New water based deburring technology avoids need for chemicals

Nicola Brittain

Water-based deburring solution promises to make industrial processes more environmentally friendly.

Processing plants that create parts for finished products will often need to deburr them - this entails removing sharp edges, burrs, fins or inconsistencies from material, such as metals, steel and alloys, leaving the material with a smooth edge and a finished surface. Materials requiring deburring include aluminium, steel, alloys and other metals, as well as plastic, rubber, composites or any other material worked in manufacturing processes.

Deburring is frequently performed after machining operations which can leave a jagged surface. the process improves the surface quality of a part making it flush for adhesion or joined to other parts, as well as safer, more functional and more aesthetically appealing.

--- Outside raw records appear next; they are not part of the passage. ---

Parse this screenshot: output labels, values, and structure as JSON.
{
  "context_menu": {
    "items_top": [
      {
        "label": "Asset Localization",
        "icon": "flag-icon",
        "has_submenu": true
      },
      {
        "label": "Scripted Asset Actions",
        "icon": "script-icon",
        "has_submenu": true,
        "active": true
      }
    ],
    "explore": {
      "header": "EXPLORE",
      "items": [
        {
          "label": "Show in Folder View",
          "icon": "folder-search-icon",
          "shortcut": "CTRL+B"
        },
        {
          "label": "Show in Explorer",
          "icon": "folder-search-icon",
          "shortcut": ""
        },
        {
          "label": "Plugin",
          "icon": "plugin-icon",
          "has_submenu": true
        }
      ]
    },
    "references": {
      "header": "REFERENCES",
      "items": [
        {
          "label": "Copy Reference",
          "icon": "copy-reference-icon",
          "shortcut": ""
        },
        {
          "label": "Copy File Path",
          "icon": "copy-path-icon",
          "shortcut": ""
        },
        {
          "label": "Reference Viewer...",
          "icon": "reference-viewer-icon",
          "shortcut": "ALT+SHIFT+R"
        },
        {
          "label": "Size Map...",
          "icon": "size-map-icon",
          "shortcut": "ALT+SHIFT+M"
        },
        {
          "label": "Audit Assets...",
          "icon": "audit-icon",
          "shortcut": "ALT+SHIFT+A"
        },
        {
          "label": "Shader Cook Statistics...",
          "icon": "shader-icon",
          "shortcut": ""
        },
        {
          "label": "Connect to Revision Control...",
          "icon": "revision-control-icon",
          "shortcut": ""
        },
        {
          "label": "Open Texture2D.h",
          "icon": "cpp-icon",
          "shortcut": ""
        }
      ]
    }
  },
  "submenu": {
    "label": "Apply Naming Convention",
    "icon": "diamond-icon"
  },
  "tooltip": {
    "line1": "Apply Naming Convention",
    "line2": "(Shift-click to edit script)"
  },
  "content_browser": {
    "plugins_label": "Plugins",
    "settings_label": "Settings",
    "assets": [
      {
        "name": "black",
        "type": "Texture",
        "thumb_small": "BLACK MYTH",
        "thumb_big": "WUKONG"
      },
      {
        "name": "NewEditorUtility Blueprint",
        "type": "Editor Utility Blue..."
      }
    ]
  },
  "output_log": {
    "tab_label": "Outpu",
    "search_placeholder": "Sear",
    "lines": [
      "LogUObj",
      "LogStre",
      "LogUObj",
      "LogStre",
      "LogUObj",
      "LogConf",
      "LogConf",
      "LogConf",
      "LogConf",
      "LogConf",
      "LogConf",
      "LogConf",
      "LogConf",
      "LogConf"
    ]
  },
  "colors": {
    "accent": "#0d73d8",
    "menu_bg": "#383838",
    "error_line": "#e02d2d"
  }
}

There are many technologies available but arguably one of the most interesting is the ‘ultrasonic’ deburring product from Vollmer UK, called the UltraTec A25.

The patented technology is unusual in that it only uses water and avoids chemicals. This makes it an appealing solution for plants that are monitoring their environmental impact.

Avoiding harsh chemical

Formed in 2019 UltraTec uses an ultrasonic horn that oscillates to generate sound waves as well as cavitation to clean and deburr external and internal edges. The solution provides sharp edged burr-free parts and eliminates common challenges faced by other systems since chemicals can lead to deformation, discolouration and changes to the oxide layer on the component.

It is suitable for small and delicate components that may be damaged by alternative methods making it suitable for applications in heavily-regulated sectors as the medical, food and drug industries, aerospace and electronics.

How it works

The UltraTec ultrasonic A25 creates a formation and dissolution/implosion of bubbles in water that release an intense energy during implosion. This is created by an ultra high oscillation of 20kHz with an oscillation width of +/-80-120 microns, this far exceeds the amplitude of ultrasonic cleaning, cutting and welding technologies. An ultrasonic horn that is fully submersed in water is set into resonant vibration via mechanical oscillations to transmit the forces into the water tank. The ultrasonic horn is fixed in a position and components are robotically moved around it to create a cavitation jet that breaks burrs from the parts.

Conveyor loading is an option for clients as well as different component tray configurations. Additional options include various waterproof gripping systems or a selection of motor and air pressure spindles for additional processes like brushing and re-gripping stations.